The Swallowtail Saga

The Swallowtail Shawl is finished at last. It took far longer than it should have, not because the pattern was difficult, but because I had limited amounts of yarn and needed to stop and strategize from time to time.


The final few rows were the worst part. I had completed rows 1-16 of the Peaked Edging and thought I was home free. A little binding off and all would be over. Hah! Hubris, and all that. When I turned to the pattern to see what sort of bindoff was suggested I found that there were two more rows to be knit. Ack! And the first of those rows increased the number of stitches from 259 to 325. And I had little yarn left. Double ack!



Here's what happened – I knit only one of the extra rows, began the bindoff, and ran out of yarn. So then I tinked the bindoff, the increase row, and row 16, knit the increase row in place of row 16, began a second bindoff, discovered halfway through that I was using the wrong bindoff technique (because of the row I had eliminated), and tinked the bindoff again. Finally I embarked on a purled lace bindoff which looked great. Ran out of yarn when almost done. Tore knitting bag apart and turned up a 2-gram squib of yarn. Attached the blessed squib and finished the bindoff. At the end, about two feet of yarn remained.

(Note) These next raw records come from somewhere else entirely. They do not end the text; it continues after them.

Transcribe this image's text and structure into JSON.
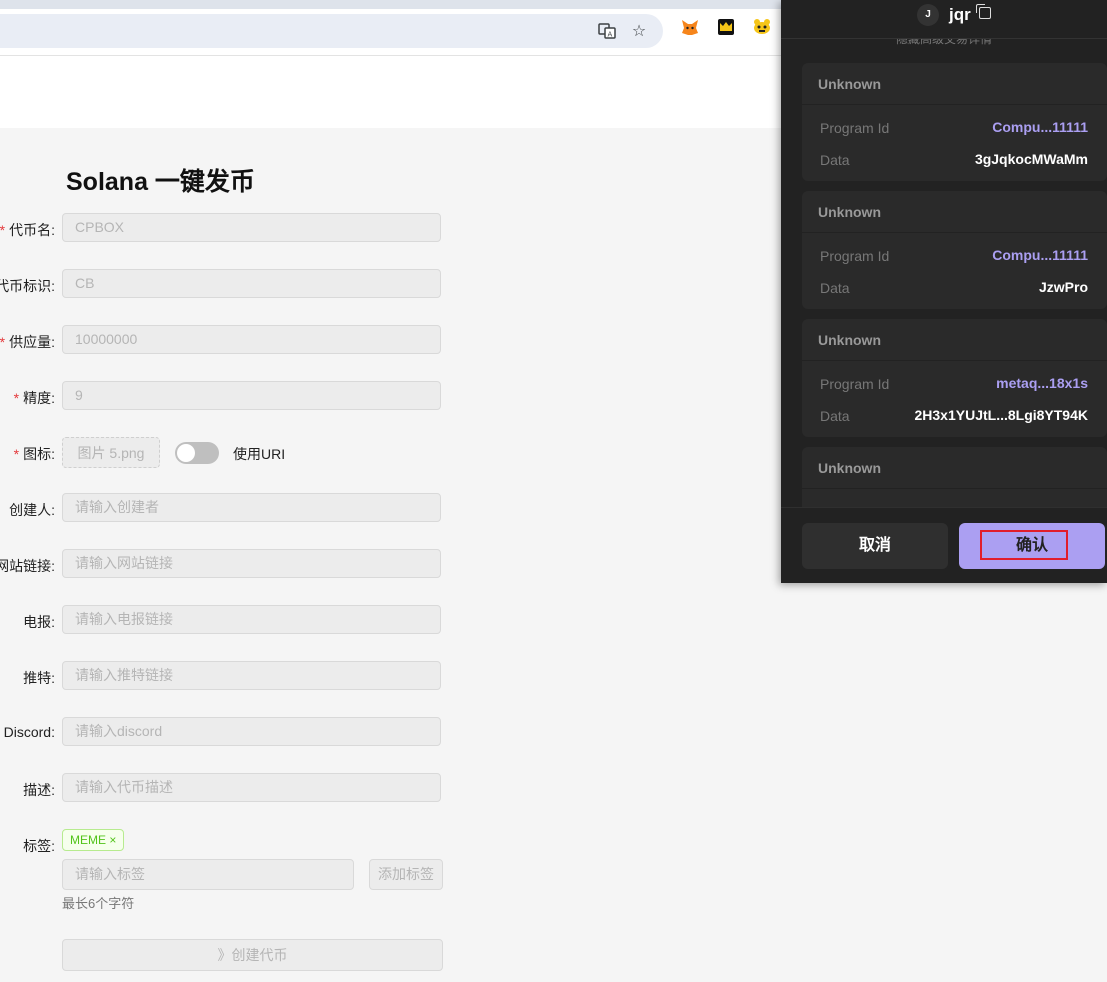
{
  "browser": {
    "ext_colors": {
      "fox": "#f6851b",
      "crown": "#f5c518",
      "bear": "#333333"
    }
  },
  "form": {
    "title": "Solana 一键发币",
    "fields": [
      {
        "label": "代币名:",
        "required": true,
        "value": "CPBOX"
      },
      {
        "label": "代币标识:",
        "required": false,
        "value": "CB"
      },
      {
        "label": "供应量:",
        "required": true,
        "value": "10000000"
      },
      {
        "label": "精度:",
        "required": true,
        "value": "9"
      },
      {
        "label": "图标:",
        "required": true,
        "value": "图片 5.png"
      },
      {
        "label": "创建人:",
        "required": false,
        "value": "请输入创建者"
      },
      {
        "label": "网站链接:",
        "required": false,
        "value": "请输入网站链接"
      },
      {
        "label": "电报:",
        "required": false,
        "value": "请输入电报链接"
      },
      {
        "label": "推特:",
        "required": false,
        "value": "请输入推特链接"
      },
      {
        "label": "Discord:",
        "required": false,
        "value": "请输入discord"
      },
      {
        "label": "描述:",
        "required": false,
        "value": "请输入代币描述"
      },
      {
        "label": "标签:",
        "required": false,
        "value": ""
      }
    ],
    "req_mark": "*",
    "switch_label": "使用URI",
    "tag_chip": "MEME ×",
    "tag_input_placeholder": "请输入标签",
    "tag_add_button": "添加标签",
    "hint": "最长6个字符",
    "submit": "》创建代币"
  },
  "wallet": {
    "avatar_letter": "J",
    "account": "jqr",
    "subtitle": "隐藏高级交易详情",
    "cards": [
      {
        "title": "Unknown",
        "program_id_label": "Program Id",
        "program_id": "Compu...11111",
        "data_label": "Data",
        "data": "3gJqkocMWaMm"
      },
      {
        "title": "Unknown",
        "program_id_label": "Program Id",
        "program_id": "Compu...11111",
        "data_label": "Data",
        "data": "JzwPro"
      },
      {
        "title": "Unknown",
        "program_id_label": "Program Id",
        "program_id": "metaq...18x1s",
        "data_label": "Data",
        "data": "2H3x1YUJtL...8Lgi8YT94K"
      },
      {
        "title": "Unknown"
      }
    ],
    "cancel": "取消",
    "confirm": "确认",
    "colors": {
      "bg": "#222222",
      "accent": "#ab9ff2",
      "highlight": "#e11d2b"
    }
  }
}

The three bindoffs took almost a week. Not so much for the knitting (and the tinking) as for the emotional recovery between efforts. And there was a stressful incident during bindoff #2 where one of my Knitpicks Harmony points detached from the cable and allowed some stitches to escape. To my surprise and delight, I had no trouble recovering them. The boundoff shawl looked amazingly shawlish, quite different from the lumpish mass on my needles. Unblocked it measured 45" across and 22" down the back.



Blocking with my lovely new blocking wires was very easy. Next time, though, I think I'll get some of those plastic squares to use as a blocking surface. The old wool blanket I lay over the rug is fine, but it clings to the knitting a bit and impedes that final stage where one gently encourages the beloved object to stretch just another inch or two. The shawl was happy at 60" x 30", but I persuaded it to go for 62" x 33".



I don't have any glamour pix because my photographer is suffering from a nasty cold. Perhaps when she recovers. But here is Swallowtail reclining gracefully upon the bed in all its glory.




At the beginning I wasn't sure how the three different colors would work out, but now that I've gone through the whole process I realize how different each of the three lace sections are. A different color for each one looks fine.

12 comments:

Marsel and family said...

Absolutely beautiful!

Delighted Hands said...

Powerful knitting! It looks amazing-I admit the colors worried me in the begining but you pulled it off --it is perfect!

beverlyanne said...

A little too much drama, but worth it. Absolutely stunning. I LOVE the colors and the color changes.

Kath said...

Since my cooties delayed the glamour photos - we'll have to take Swallowtail somewhere nice for those shots - I have a couple of ideas.

Sharon said...

Wow! It turned out to be perfection but I don't envy you that final trama.

Little Knitter Gem said...

Aww it looks beautiful - and kudos on surviving (and conquering) the casting off drama. I think I'd have been committed by now, if that had been me!

Luni said...

The different colors really highlight the different stitch patterns. That was some drama on the yarn quantity; it's great that you got it all worked out.

bspinner said...

BEAUTIFUL!!!!! Love your color choices.

Marjorie said...

That is so lovely. I admire your persistence in finishing. I dread running out of yarn, and that does derail me.

Lucia said...

OMG, that is spectacular. Delayed victory is all the sweeter. Love the three colors -- never would have thought of it myself, love it.

Sheila said...

Wow, I like the three colors. That's a very different shawl.

~ Phyllis ~ said...

Your Swallowtail is beautiful. You are such a skilled knitted.